5.3.1.5 Reliance on local decision making without effective guidance
Deployment and evolution of security behaviour within organisational sub-divisions mostly relies on managers as a conduit. Managers constantly face the challenge of having to communicate behaviours that minimise work-related organisational risks, but also focus on ensuring uninterrupted completion of productivity-related tasks within their teams (e.g. how to seamlessly share information). But the organisation did not provide adequate security support or training to them, so they prescribe practices they see as best fitting (e.g. use self-procured USB drives). This invites the evolution of local, ad-hoc habits and security culture, which may significantly divert from the organisation’s policy. The emerging perceived absence of a consistent organisational security position encourages independent action to manage security at team level, based on manager’s own knowledge and interpretation. In addition, the lack of effective guidance and enforcement, leads to shadow security through manager recommendation and procurement of own solutions perceived as implicitly permitted by the organisation. Similarly, the procurement of employee-devised strategies is also seen as implicitly permitted by the team manager. As a result, shadow security practices become standard practice (e.g. P118: “not policy, my own best practice”), fostering many differing and inconsistent security behaviours within the same organisation;
potentially increasing organisational exposure to security risks.

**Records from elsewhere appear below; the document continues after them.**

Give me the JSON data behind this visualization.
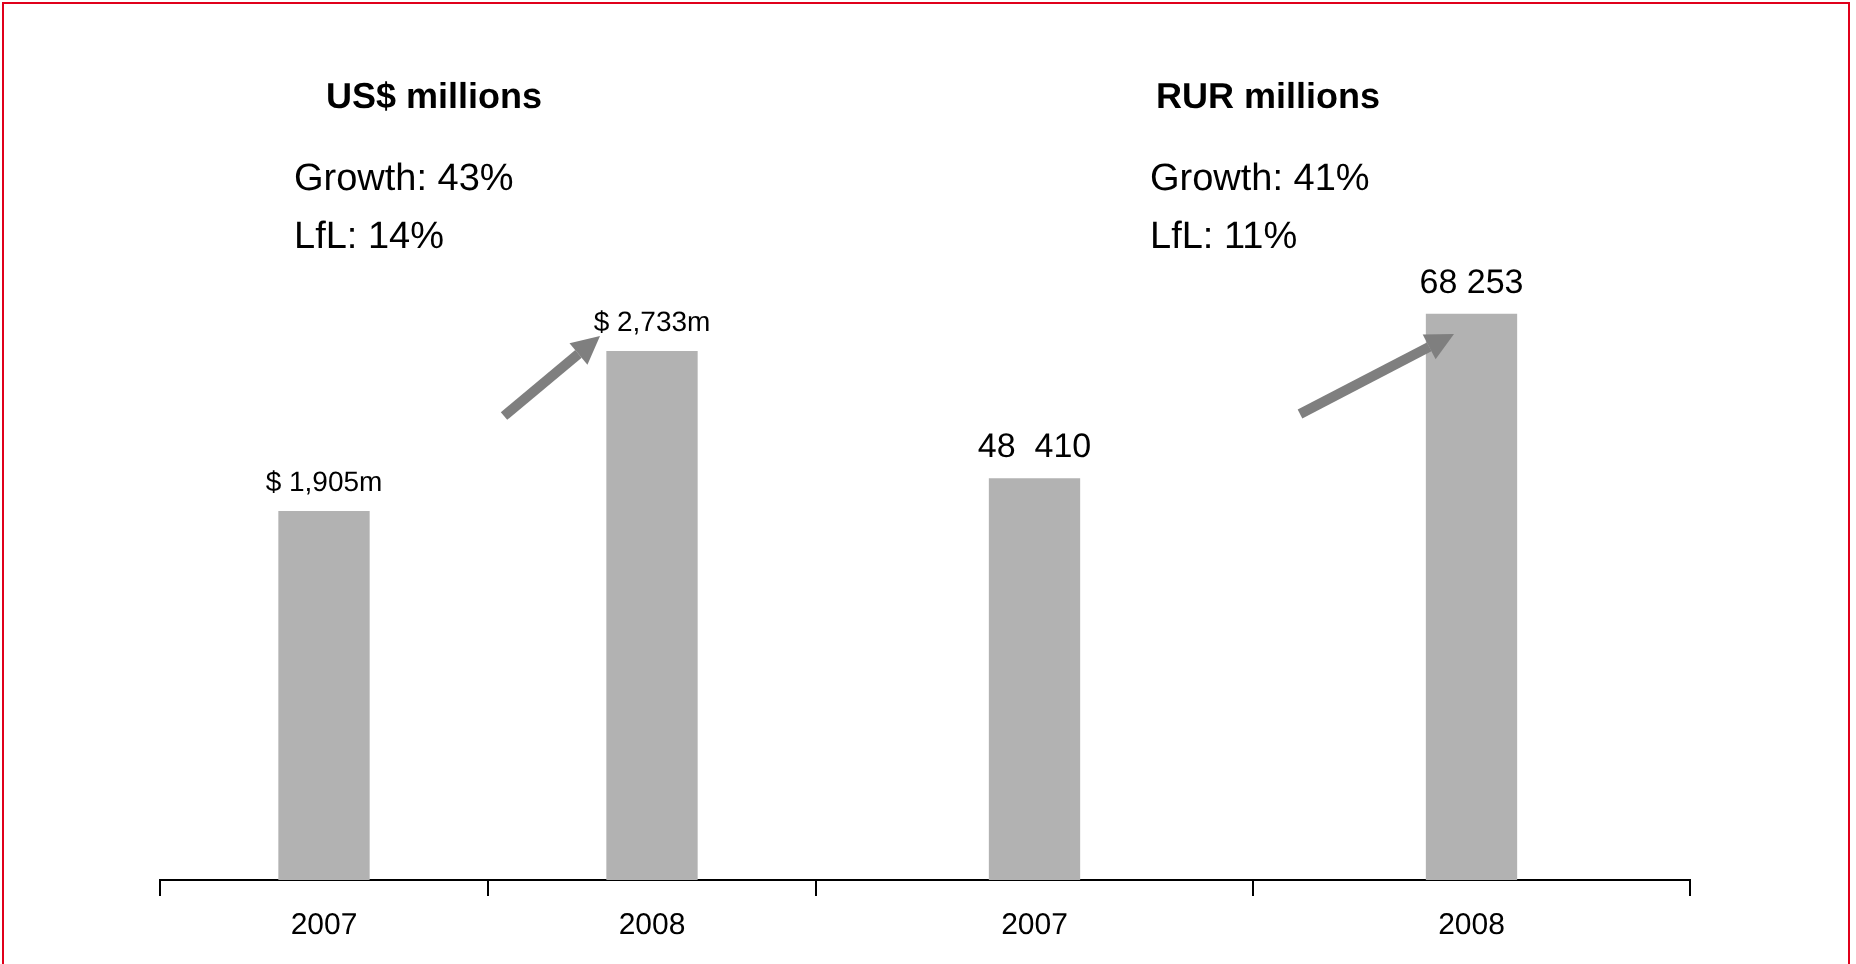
{
  "chart_data": [
    {
      "type": "bar",
      "title": "US$ millions",
      "annotations": [
        "Growth: 43%",
        "LfL: 14%"
      ],
      "categories": [
        "2007",
        "2008"
      ],
      "values": [
        1905,
        2733
      ],
      "value_labels": [
        "$ 1,905m",
        "$ 2,733m"
      ],
      "color": "#b2b2b2",
      "grid": false,
      "legend": false
    },
    {
      "type": "bar",
      "title": "RUR millions",
      "annotations": [
        "Growth: 41%",
        "LfL: 11%"
      ],
      "categories": [
        "2007",
        "2008"
      ],
      "values": [
        48410,
        68253
      ],
      "value_labels": [
        "48  410",
        "68 253"
      ],
      "color": "#b2b2b2",
      "grid": false,
      "legend": false
    }
  ]
}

5.3.1.6 Organisational security culture problems
The widespread problems with security mechanisms led to an overall disregard for those. With their colleagues not following the recommended security practices, employees are likely to follow suit, further fostering the development of a non-compliant, ad-hoc and self-devised security culture within the organisation. Deploying self-devised security may initially start as a “one-off solution” (e.g. use an unencrypted drive to transfer data and delete the data immediately afterwards), but can eventually become standard practice amongst team members. When this happens, new joiners are also likely to mimic their more experienced colleagues’ behaviours, with the emerging practices becoming part of team security cultures in an organisation.